By the time Williams replaced the hoses, Stafford had eliminated the bulk of the ground fire. That gave Williams and his personnel more room to operate.

"Going by the book, you're supposed to extinguish the ground fire first," Williams said. "We didn't do that."

Instead, firefighters attacked the burning contents of the tanks with foam. Once those flames collapsed, the remaining foam was applied to the ground fire. A handful of firefighters known as the react team then moved in to put out anything left on the ground.

Strange as it seems, Craft said that ground fire was soon missed. Darkness was already falling, bringing another plunge in temperature.

"Even firefighters in Canada aren't used to fighting fire in sub-freezing weather, but they're better at it than us firefighters in South Louisiana."

White said he had never seen firefighting foam freeze. Minutes before, the burning heating oil had been so hot it had thermal cracked into lighter hydrocarbons. Now a crusty three-foot layer of frozen foam floated atop the extinguished fuel.

Not all the fire was out yet. Even with the containment dike and storage tank extinguished, some flanges continued to burn. On one in particular, a containment dike flooded with fuel blocked Dwight and his crew from reaching a flange fire 75 to 100 feet away with dry chemical agent. The only possible option – using the boat – had already been forbidden by Les Williams.

Dwight asked David White to keep his father busy on the other side of the tank while the 14-foot aluminum skiff was placed in the dike.

"I took Les aside on some pretext," White said. "Meanwhile, Dwight set sail. Thankfully, he got away with it again. That didn't save me from catching the unvarnished dickens from Les, though. 'I told you not to let him in that boat!' he hollered."

A voyage about the S.S. Weenie Roast is something Williams would not even consider today.

"But those were the days when there wasn't any rule book on tank fire extinguishment," White said. "Les and Dwight were still writing it, one fire at a time, each one teaching them something new. Out of that on-the-job research came the Williams F&HC methodology, a technique that revolutionized flammable liquid firefighting. Another result was HydroChem technology that allowed delivery of foam, water and dry chemical through the same device from a greater and safer distance."

Throughout the night, firefighters slowly regained control, using 45,000 gallons of foam to extinguish the refinery fires. That amount exceeded the supply normally kept on hand at the refinery, but proved far less than the quantity shipped to the site during the emergency.

"The book tells you we should have used about 70,000 gallons," Craft said.

Not one firefighter suffered an injury. Besides the contract worker who died in the burning truck, a second refinery employee died in the initial explosion and fire. Identification was made from dentures found in a burned out two-story office building. The body itself was completely consumed by the flames. Today, such office space has been moved further from the process area to eliminate potential ignition source in a vapor release.

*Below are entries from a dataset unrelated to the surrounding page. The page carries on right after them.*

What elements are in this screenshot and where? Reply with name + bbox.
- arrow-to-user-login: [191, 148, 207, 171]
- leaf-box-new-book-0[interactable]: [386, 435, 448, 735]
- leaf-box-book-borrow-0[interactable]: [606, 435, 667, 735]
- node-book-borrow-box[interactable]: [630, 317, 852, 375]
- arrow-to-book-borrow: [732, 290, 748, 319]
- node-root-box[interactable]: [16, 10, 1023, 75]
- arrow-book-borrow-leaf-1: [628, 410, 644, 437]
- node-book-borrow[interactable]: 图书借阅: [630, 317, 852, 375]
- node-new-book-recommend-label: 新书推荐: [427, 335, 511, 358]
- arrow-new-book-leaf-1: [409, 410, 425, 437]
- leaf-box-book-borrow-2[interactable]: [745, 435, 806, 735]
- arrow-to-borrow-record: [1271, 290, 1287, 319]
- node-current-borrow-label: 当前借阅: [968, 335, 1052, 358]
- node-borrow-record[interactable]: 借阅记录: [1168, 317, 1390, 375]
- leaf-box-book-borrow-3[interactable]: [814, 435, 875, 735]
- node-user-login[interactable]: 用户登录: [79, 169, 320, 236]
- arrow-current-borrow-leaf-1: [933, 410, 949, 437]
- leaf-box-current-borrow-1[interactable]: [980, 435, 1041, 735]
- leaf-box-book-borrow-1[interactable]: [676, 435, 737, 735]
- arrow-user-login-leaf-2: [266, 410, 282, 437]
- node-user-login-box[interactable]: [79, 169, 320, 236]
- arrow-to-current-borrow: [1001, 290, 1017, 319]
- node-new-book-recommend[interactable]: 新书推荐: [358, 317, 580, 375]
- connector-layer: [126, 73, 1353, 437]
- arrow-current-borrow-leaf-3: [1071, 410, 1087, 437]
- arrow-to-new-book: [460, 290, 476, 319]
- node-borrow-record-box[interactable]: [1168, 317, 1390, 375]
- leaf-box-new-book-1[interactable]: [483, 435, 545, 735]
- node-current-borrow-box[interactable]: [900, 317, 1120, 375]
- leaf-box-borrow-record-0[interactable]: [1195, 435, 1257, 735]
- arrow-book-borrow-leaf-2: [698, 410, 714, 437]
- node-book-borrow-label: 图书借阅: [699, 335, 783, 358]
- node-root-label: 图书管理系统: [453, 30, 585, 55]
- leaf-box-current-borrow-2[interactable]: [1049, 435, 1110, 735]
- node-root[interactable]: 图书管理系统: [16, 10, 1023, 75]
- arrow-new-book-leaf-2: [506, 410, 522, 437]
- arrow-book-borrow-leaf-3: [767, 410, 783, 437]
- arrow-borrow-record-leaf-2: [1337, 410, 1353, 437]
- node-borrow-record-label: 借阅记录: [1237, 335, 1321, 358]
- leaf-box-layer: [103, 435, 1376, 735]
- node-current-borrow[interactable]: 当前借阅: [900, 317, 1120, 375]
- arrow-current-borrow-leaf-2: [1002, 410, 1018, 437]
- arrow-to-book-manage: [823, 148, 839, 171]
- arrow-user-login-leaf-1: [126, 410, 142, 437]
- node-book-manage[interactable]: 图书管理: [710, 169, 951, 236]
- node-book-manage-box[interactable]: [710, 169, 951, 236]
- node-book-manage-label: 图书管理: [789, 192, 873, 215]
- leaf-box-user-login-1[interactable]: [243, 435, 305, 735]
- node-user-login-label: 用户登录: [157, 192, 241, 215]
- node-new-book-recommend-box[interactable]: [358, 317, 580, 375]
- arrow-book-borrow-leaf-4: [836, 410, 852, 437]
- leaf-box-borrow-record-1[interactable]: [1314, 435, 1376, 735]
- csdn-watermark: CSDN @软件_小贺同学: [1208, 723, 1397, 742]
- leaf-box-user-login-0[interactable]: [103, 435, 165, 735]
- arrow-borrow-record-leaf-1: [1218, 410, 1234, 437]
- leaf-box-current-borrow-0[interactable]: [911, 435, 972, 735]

"This was a general work area with offices, Coke machines and coffee makers," Craft said. "Since then they've moved the control room, the pipe band and changed the policies and philosophies about what it allowed in these work stations."

On Christmas Day, the refinery manager treated the firefighters to a hot breakfast in the cafeteria. Every window in the place was broken, White said, so neither the meal nor the diners stayed warm for long.

Then came Craft's biggest disappointment of the entire emergency. Catching sight of White, Craft asked if he had gotten any good photos of the refinery fire brigade.

"You told me not to take any," White replied.

"David," the crestfallen Craft replied, "You don't have to pay attention to everything I tell you."

Editor's note: This after-action review appeared in "Disasters Man-Made" by David White and Anton Riecher that was published in 2011.